Misalnya, seseorang yang menguasai bahasa Jawa dan bahasa Indonesia harus
memilih salah satu di antara kedua bahasa itu ketika berbicara kepada orang
lain dalam peristiwa komunikasi. Dalam pemilihan bahasa terdapat tiga kategori
pemilihan. Pertama, dengan memilih satu variasi dari bahasa yang sama (intra
language variation). Apabila seorang penutur bahasa Jawa berbicara kepada orang
lain dengan menggunakan bahasa Jawa krama, misalnya, maka ia telah melakukan
pemilihan bahasa kategori pertama ini.
Kedua, dengan melakukan alih kode (code switching),
artinya menggunakan satu bahasa pada satu keperluan dan menggunakan bahasa yang
lain pada keperluan lain dalam satu peristiwa komunikasi. Dengan kata lain,
konsep alih kode terjadi saat dimana kita beralihdari ragam santai ke ragam
formal. Ketiga, dengan melakukan campur kode (code mixing), artinya
menggunakan satu bahasa tertentu dengan bercampur serpihan-serpihan dari bahasa
lain. Di Indonesia, campur kode sering sekali digunakan saat orang
berbincang-bincang yang dicampur ialah bahasa Indonesia dan bahasa daerah.

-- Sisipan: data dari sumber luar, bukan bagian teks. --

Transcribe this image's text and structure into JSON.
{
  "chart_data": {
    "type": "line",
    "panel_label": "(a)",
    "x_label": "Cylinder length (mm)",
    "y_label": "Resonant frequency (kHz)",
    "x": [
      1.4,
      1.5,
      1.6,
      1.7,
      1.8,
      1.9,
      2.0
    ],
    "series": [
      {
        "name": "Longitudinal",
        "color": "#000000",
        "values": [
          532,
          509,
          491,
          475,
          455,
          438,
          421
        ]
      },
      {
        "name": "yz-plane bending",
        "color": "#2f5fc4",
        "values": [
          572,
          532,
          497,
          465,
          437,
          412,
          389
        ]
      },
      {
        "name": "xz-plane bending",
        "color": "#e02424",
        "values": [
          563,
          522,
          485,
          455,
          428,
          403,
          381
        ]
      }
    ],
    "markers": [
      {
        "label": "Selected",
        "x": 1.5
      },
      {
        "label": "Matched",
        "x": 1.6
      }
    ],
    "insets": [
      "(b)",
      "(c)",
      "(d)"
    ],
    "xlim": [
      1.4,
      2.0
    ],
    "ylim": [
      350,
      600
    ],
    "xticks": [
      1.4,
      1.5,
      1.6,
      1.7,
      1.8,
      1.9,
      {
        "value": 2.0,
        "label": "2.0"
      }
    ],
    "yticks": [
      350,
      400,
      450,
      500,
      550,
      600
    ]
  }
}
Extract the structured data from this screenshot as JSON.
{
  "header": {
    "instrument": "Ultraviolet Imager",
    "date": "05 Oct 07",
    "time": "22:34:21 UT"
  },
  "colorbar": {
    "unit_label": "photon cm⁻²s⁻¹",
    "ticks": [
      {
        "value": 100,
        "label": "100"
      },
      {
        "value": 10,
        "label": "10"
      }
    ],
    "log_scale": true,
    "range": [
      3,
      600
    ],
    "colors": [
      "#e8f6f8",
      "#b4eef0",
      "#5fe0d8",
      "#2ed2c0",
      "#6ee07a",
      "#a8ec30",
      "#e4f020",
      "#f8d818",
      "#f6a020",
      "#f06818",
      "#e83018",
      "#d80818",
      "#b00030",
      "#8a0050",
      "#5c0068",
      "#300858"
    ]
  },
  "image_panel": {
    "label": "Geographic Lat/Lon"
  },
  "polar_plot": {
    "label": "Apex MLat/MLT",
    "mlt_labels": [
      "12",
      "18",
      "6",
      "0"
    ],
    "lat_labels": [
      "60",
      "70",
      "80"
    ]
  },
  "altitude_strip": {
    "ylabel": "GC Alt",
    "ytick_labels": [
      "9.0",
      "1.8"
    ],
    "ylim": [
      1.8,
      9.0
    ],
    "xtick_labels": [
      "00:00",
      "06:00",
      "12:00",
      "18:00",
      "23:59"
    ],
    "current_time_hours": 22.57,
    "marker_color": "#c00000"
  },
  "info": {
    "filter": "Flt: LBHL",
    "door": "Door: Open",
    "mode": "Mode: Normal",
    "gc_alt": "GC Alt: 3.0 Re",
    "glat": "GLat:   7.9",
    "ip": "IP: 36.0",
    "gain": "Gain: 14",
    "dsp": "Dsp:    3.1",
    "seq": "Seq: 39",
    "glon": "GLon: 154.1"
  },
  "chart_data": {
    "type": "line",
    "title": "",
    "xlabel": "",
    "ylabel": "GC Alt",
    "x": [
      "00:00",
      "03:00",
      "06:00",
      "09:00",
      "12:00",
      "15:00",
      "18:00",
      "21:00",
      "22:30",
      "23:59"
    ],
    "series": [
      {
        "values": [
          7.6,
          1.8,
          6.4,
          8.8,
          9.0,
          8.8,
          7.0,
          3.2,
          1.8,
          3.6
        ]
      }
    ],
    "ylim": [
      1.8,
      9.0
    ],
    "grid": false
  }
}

Peristiwa alih kode dapat terjadi karena dua faktor
utama, yakni faktor pertama menyangkut situasi seperti kehadiran orang ketiga
dalam peristiwa tutur yang sedang berlangsung dan perubahan topik pembicaraan.
Faktor kedua menyangkut penekanan kata-kata tertentu atau penghindaran terhadap
kata-kata yang tabu.
Alih kode yang pertama terjadi karena perubahan
situasi dan alih kode yang kedua terjadi karena bahasa atau ragam bahasa yang
dipakai merupakan metafor yang melambangkan identitas penutur. Campur kode
merupakan peristiwa percampuran dua atau lebih bahasa atau ragam bahasa dalam
suatu peristiwa tutur. Di Indonesia, Nababan (1993:7) menyebutnya dengan
istilah bahasa gado-gado untuk pemakaian bahasa campuran antara bahasa
Indonesia dan bahasa daerah.
2. Faktor Pemilihan Bahasa
Pemilihan bahasa dalam interaksi sosial masyarakat
dwibahasa/multibahasa disebabkan oleh berbagai faktor sosial dan
budaya. Evin-Tripp (dikutip Rokhman, 2007:3)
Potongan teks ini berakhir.